Partage de la rente pétrolière et Etat de droit : quel processus ? (II)

Tebboune n'a-t-il pas appliqué à la lettre le programme présidentiel ?
Tebboune n'a-t-il pas appliqué à la lettre le programme présidentiel ?

L’utilisation des outils des sciences sociales et des résultats de la recherche, ainsi que l’esprit critique chez la jeunesse, sont de moins en moins des "compétences" utilisées, dans les argumentaires, en particulier, dans la confrontation avec les courants hostiles à la démocratie, la tolérance, à l’égalité entre la femme et l’homme et aux valeurs humanistes, cela malgré la forte implantation de l’université (au moins, du point de vue quantitatif), avec déjà un faible rayonnement sur les villes où elles sont implantées, il faut le noter, et des progrès dans le système éducatif (qu’on ne peut nier).

Ce qui favorise même le développement de la nébuleuse Daech et de ses idées meurtrières. Ajoutez à cela que l’utilisation abusive par les divers services de l’Etat du religieux, la manipulation des nouvelles technologies (ou la faiblesse de leur contrôle), la mise en place de médias de déstabilisation, comme la chaine Ennahar TV qui participe directement dans les luttes de clans au pouvoir, le peu de librairies qui survivent etc. ne participent pas à l’éveil de la société ou à sa mobilisation. Tout au contraire. Comme paramètre, il faut tout simplement rappeler que les premières mesures d’austérité ont concerné les théâtres nationaux, les festivals culturels, le cinéma, etc. Alors que c’est sur ce terrain où le citoyen s’éduque, échange avec ses amis, s’ouvre aux autres cultures, apprend la solidarité et prend conscience des réalités nationales et internationales.

Le handicap du président Bouteflika est vécu comme un handicap dans le fonctionnement de toutes les institutions et particulièrement de la présidence.

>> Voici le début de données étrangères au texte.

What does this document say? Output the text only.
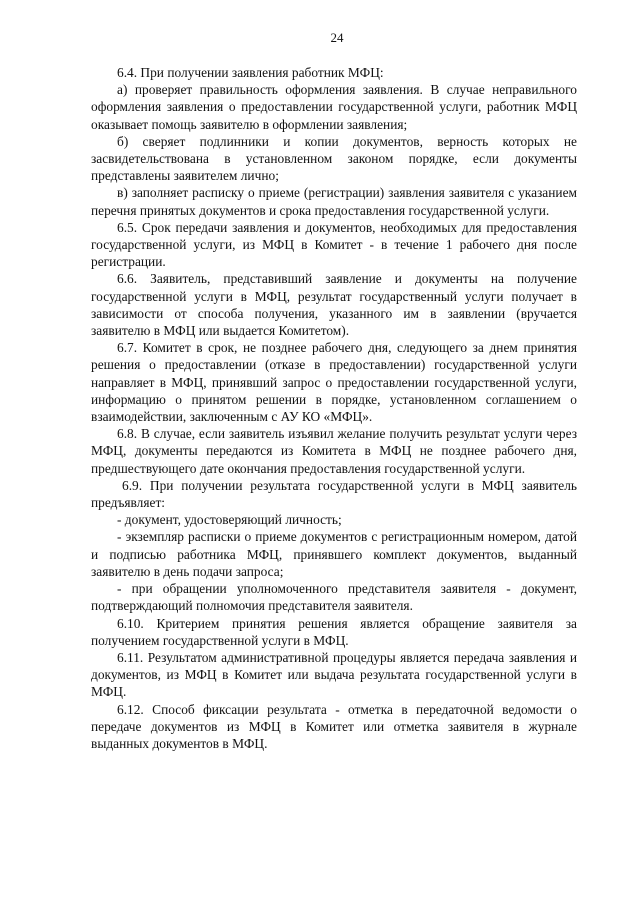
24

6.4. При получении заявления работник МФЦ:

а) проверяет правильность оформления заявления. В случае неправильного оформления заявления о предоставлении государственной услуги, работник МФЦ оказывает помощь заявителю в оформлении заявления;

б) сверяет подлинники и копии документов, верность которых не засвидетельствована в установленном законом порядке, если документы представлены заявителем лично;

в) заполняет расписку о приеме (регистрации) заявления заявителя с указанием перечня принятых документов и срока предоставления государственной услуги.

6.5. Срок передачи заявления и документов, необходимых для предоставления государственной услуги, из МФЦ в Комитет - в течение 1 рабочего дня после регистрации.

6.6. Заявитель, представивший заявление и документы на получение государственной услуги в МФЦ, результат государственный услуги получает в зависимости от способа получения, указанного им в заявлении (вручается заявителю в МФЦ или выдается Комитетом).

6.7. Комитет в срок, не позднее рабочего дня, следующего за днем принятия решения о предоставлении (отказе в предоставлении) государственной услуги направляет в МФЦ, принявший запрос о предоставлении государственной услуги, информацию о принятом решении в порядке, установленном соглашением о взаимодействии, заключенным с АУ КО «МФЦ».

6.8. В случае, если заявитель изъявил желание получить результат услуги через МФЦ, документы передаются из Комитета в МФЦ не позднее рабочего дня, предшествующего дате окончания предоставления государственной услуги.

6.9. При получении результата государственной услуги в МФЦ заявитель предъявляет:

- документ, удостоверяющий личность;

- экземпляр расписки о приеме документов с регистрационным номером, датой и подписью работника МФЦ, принявшего комплект документов, выданный заявителю в день подачи запроса;

- при обращении уполномоченного представителя заявителя - документ, подтверждающий полномочия представителя заявителя.

6.10. Критерием принятия решения является обращение заявителя за получением государственной услуги в МФЦ.

6.11. Результатом административной процедуры является передача заявления и документов, из МФЦ в Комитет или выдача результата государственной услуги в МФЦ.

6.12. Способ фиксации результата - отметка в передаточной ведомости о передаче документов из МФЦ в Комитет или отметка заявителя в журнале выданных документов в МФЦ.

On se rappelle de la délégation des 19 personnalités qui voulaient vérifier, de visu, si les décisions prises étaient de la volonté de Bouteflika. C’est une évidence de fait, surtout dans un contexte international menaçant et des plus contradictoire, que le sommet de l’Etat manque d’un leader affirmé qui cristallise la symbolique de la puissance de l’Etat et de toutes les obligations et devoirs constitutionnels qui fondent le droit et la République.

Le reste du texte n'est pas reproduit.